Results from studies in adults have also documented a negative outcome associated with polymicrobial infections and positive bacterial cultures.^14,15

Furthermore, it has been documented that children with empyema who have positive blood and pleural fluid microbiology cultures have a longer duration of fever after admission to hospital. This includes a longer total number of days of fever regardless of the presence of a pneumococcus infection. ¹⁶

We acknowledge that clinician's decision to prolong the intravenous therapy in patients with positive microbiology might have introduced selection bias affecting the LOS. However, the indications for removing the chest drains were the same in all our patients.

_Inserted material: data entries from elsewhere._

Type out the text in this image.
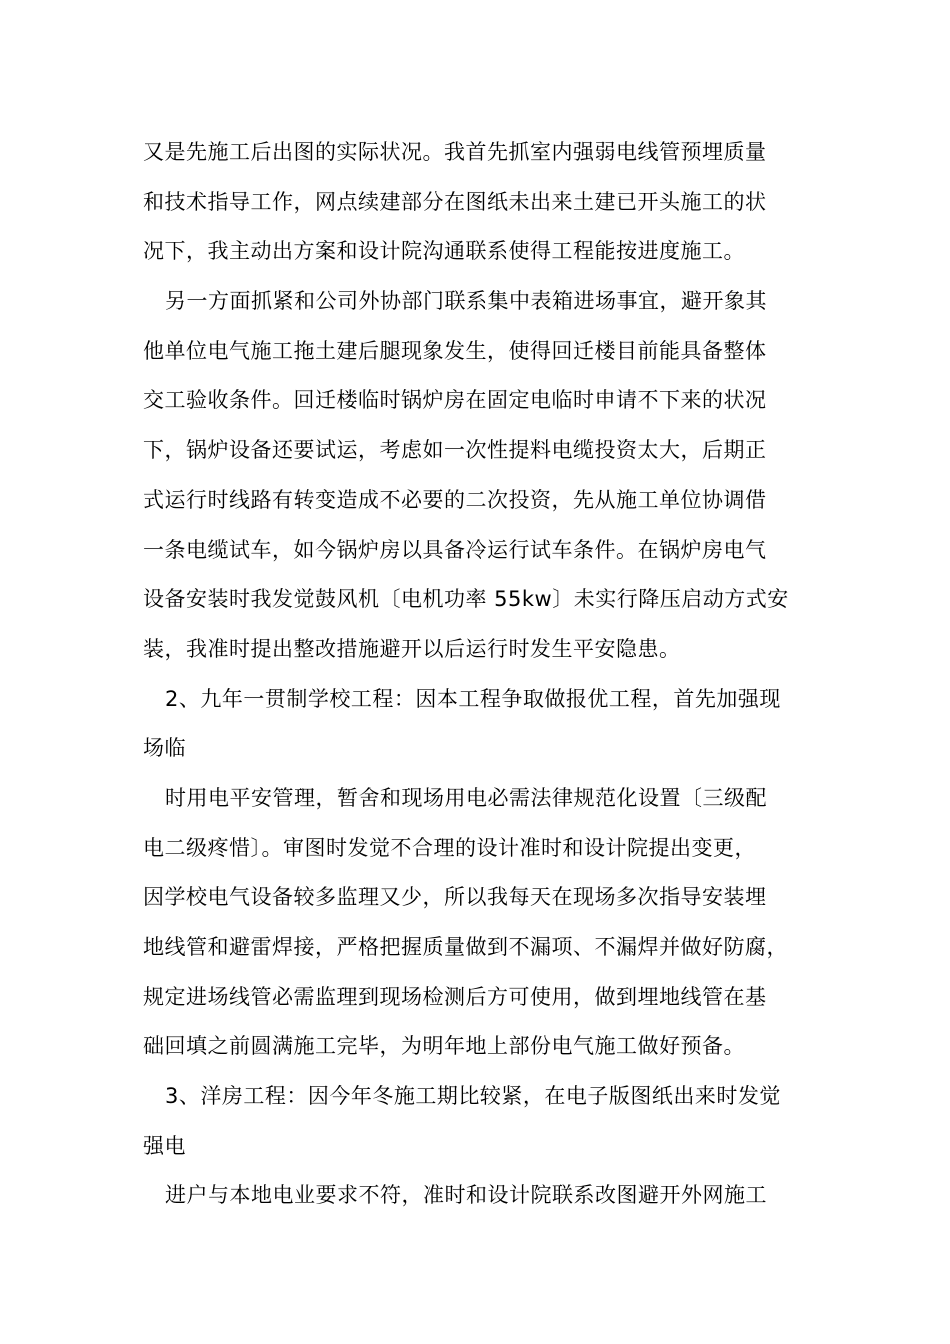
又是先施工后出图的实际状况。我首先抓室内强弱电线管预埋质量
和技术指导工作，网点续建部分在图纸未出来土建已开头施工的状
况下，我主动出方案和设计院沟通联系使得工程能按进度施工。
另一方面抓紧和公司外协部门联系集中表箱进场事宜，避开象其
他单位电气施工拖土建后腿现象发生，使得回迁楼目前能具备整体
交工验收条件。回迁楼临时锅炉房在固定电临时申请不下来的状况
下，锅炉设备还要试运，考虑如一次性提料电缆投资太大，后期正
式运行时线路有转变造成不必要的二次投资，先从施工单位协调借
一条电缆试车，如今锅炉房以具备冷运行试车条件。在锅炉房电气
设备安装时我发觉鼓风机〔电机功率 55kw〕未实行降压启动方式安
装，我准时提出整改措施避开以后运行时发生平安隐患。
2、九年一贯制学校工程：因本工程争取做报优工程，首先加强现
场临
时用电平安管理，暂舍和现场用电必需法律规范化设置〔三级配
电二级疼惜〕。审图时发觉不合理的设计准时和设计院提出变更，
因学校电气设备较多监理又少，所以我每天在现场多次指导安装埋
地线管和避雷焊接，严格把握质量做到不漏项、不漏焊并做好防腐，
规定进场线管必需监理到现场检测后方可使用，做到埋地线管在基
础回填之前圆满施工完毕，为明年地上部份电气施工做好预备。
3、洋房工程：因今年冬施工期比较紧，在电子版图纸出来时发觉
强电
进户与本地电业要求不符，准时和设计院联系改图避开外网施工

It has also been documented that factors that are associated with worse prognosis include a high CRP, low pH, low sugar, and high lactate dehydrogenase levels in pleural fluid. ¹⁷

In our series, although the WCC was similar between patients with positive and negative microbiology, the CRP was significantly higher in the group with a positive microbiology, possibly indicating that this group might have had a more severe disease on admission. The role of WCC count and CRP for predicting disease course and clinical outcomes in patients with pneumonia is controversial. However, other authors have confirmed our findings that in children with pneumonia, CRP measured within 24 hours of hospital admission was associated with prolonged LOS and duration of fever, whereas WCC was not independently associated with either outcome. ¹⁸ It will be important to investigate these findings in future prospective studies.

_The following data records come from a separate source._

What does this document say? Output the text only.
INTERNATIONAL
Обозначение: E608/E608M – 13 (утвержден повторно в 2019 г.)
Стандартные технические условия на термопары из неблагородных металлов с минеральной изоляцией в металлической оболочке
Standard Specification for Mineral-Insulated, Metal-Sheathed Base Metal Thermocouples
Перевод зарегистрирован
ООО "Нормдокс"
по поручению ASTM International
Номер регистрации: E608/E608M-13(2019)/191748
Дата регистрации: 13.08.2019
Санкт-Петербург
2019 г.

Although we could effectively confirm that once patients were admitted to hospital they were commenced on intravenous antibiotics, due to the retrospective nature of the study, we were not able to collect data regarding the duration of preoperative oral antibiotic therapy. This could also affect the severity of the disease, the presence of positive microbiology, and, therefore, the LOS.

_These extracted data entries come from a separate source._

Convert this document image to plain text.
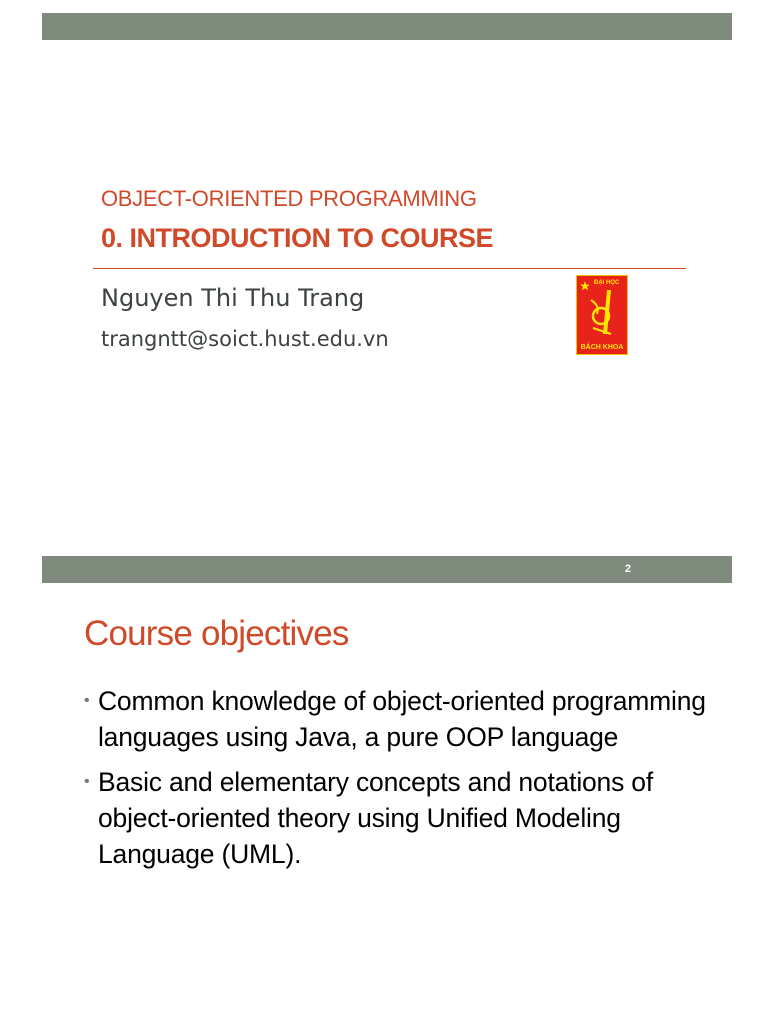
OBJECT-ORIENTED PROGRAMMING
0. INTRODUCTION TO COURSE
Nguyen Thi Thu Trang
trangntt@soict.hust.edu.vn
ĐẠI HỌC
BÁCH KHOA
2
Course objectives
• Common knowledge of object-oriented programming languages using Java, a pure OOP language
• Basic and elementary concepts and notations of object-oriented theory using Unified Modeling Language (UML).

Our data show that younger patients are more likely to require surgical intervention. This finding is not surprising considering the worldwide significant increase in hospital admissions for complicated pneumonia and empyema in children <4–5 years after the introduction of the PCV7. ⁶ However, we did not identify age a significant factor affecting the LOS.

In conclusion, in our experience, 92% of children with empyema requiring surgical intervention will be treated with a single VATS with an average LOS of 8 days.

We identified positive microbiology affecting the LOS. Patients with S. pneumoniae have a shorter LOS compared with other species. This information should be used to counseling families regarding the postoperative course of children with complicated empyema.